Blinken is such an incompetent leader of the State Department that he penned an article that appeared in Foreign Affairs magazine on October 1 praising American leadership around the world. It appeared the same day that Iran fired over 200 missiles into Israel in a novel attack that was only threatened until then. It brought to memory another article by Jake Sullivan, the National Security Adviser, who wrote last October that the Middle East was relatively peaceful. Exactly seven days later, Hamas attacked Israel.

So, why was Biden back in Washington, and why did he make time to go to the press briefing room, a place he rarely visits? He wanted to boast. He is the only president in American history who can claim credit for whatever good happens, but indirectly point the finger at Harris for anything that goes wrong.

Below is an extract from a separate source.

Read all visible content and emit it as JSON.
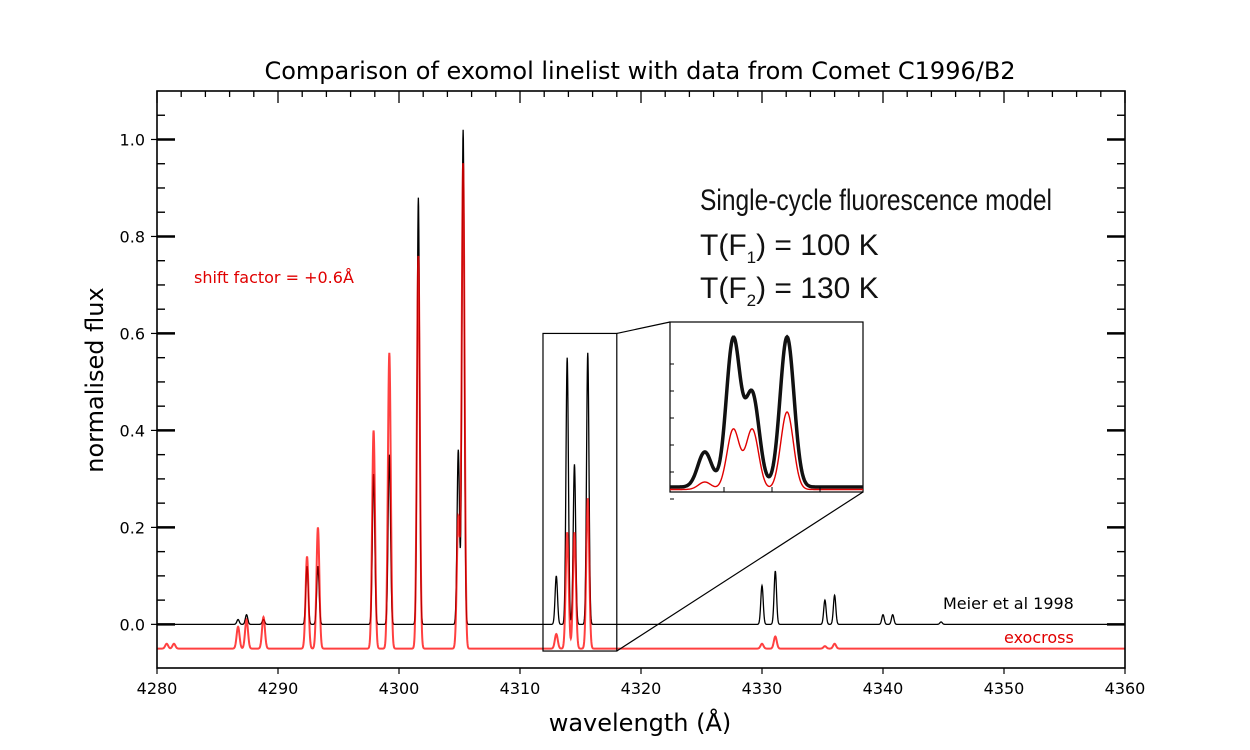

To his credit, Biden doesn't accuse Harris of weak performance. Instead, he reminds everyone that she was with him at the table every step of the way—for the good and bad. Harris's position is precarious. If she talks fondly about Biden's policy successes, she will legitimately get pummelled for his failures. So Harris does what she does best: avoid reporters, press conferences, and hard-hitting interviews altogether.

On Friday, Biden was crowing about how the port strike ended quickly (some say because of Mayor Pete) - and how the jobs report showing 245,000 new jobs was an indicator that his economic policies are working. We are not very sure how accurate this report is given that the Bureau of Labor Statistics issued a correction earlier this summer saying that they had overcounted 845,000 jobs. With the election just 32 days away, there was good news on another front. The Federal Reserve would probably not abandon their promised rate cut - by 25 basis points, perhaps even 50.

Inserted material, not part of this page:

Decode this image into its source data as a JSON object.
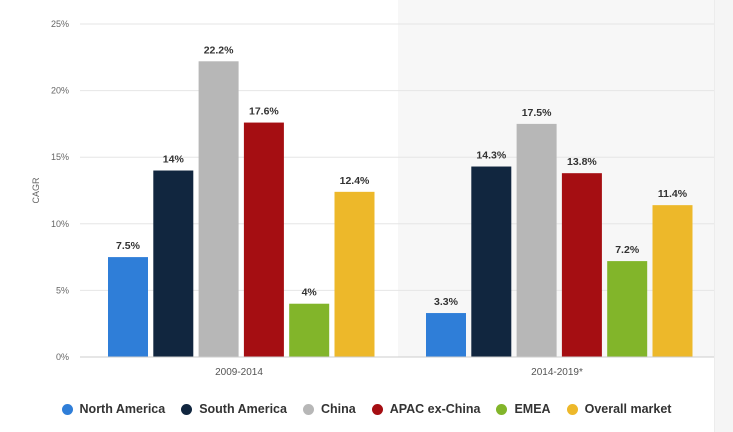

Speaking of the election 32 days away, where was Kamala Harris in Biden's spotlight-stealing act? She was out campaigning in Michigan after spending the previous day in Wisconsin peddling Liz Cheney and Dick Cheney, the latest RINO converts to her movement, as political superstars.

Two things happened at the Harris campaign event. First, the Teleprompter froze, and our vice president, who needs the Teleprompter as badly as a critically ill patient needed oxygen, froze as well.

"Remember his number 32 today? We got 32 days until the election."

 [Teleprompter stops]. [A pregnant and uncomfortable pause for six long seconds].

"So 32 days… 32 days… Okay. We got some business to do. We got some business to do… All right. 32 days… and we know we will do it, and, and this is gonna be a very tight race until the very end."

"This is gonna be a very tight race until the very end. We are the underdog and we know we have some hard work ahead." 

After Biden began to speak at the White House, network cameras cut away from covering Harris. When a president speaks, it is still far more newsworthy than covering a teleprompter reader. 

It was a poignant reminder of how uncomfortably close America is to potentially crowning an inauthentic person as the 47th president. The sense must have been palpable even among liberal journalists back in that small White House press briefing room.

According to the New York Times, a reporter, with his voice rising above questions about Ukraine and other weighty topics, asked Biden, "Do you want to reconsider dropping out of the race?"

The president paused, then turned around and declared, "I'm back in!" before cracking a smile and waving his hand as if to say, "I wish." But as he walked out of the briefing room on Friday, it seemed he could not resist having some fun.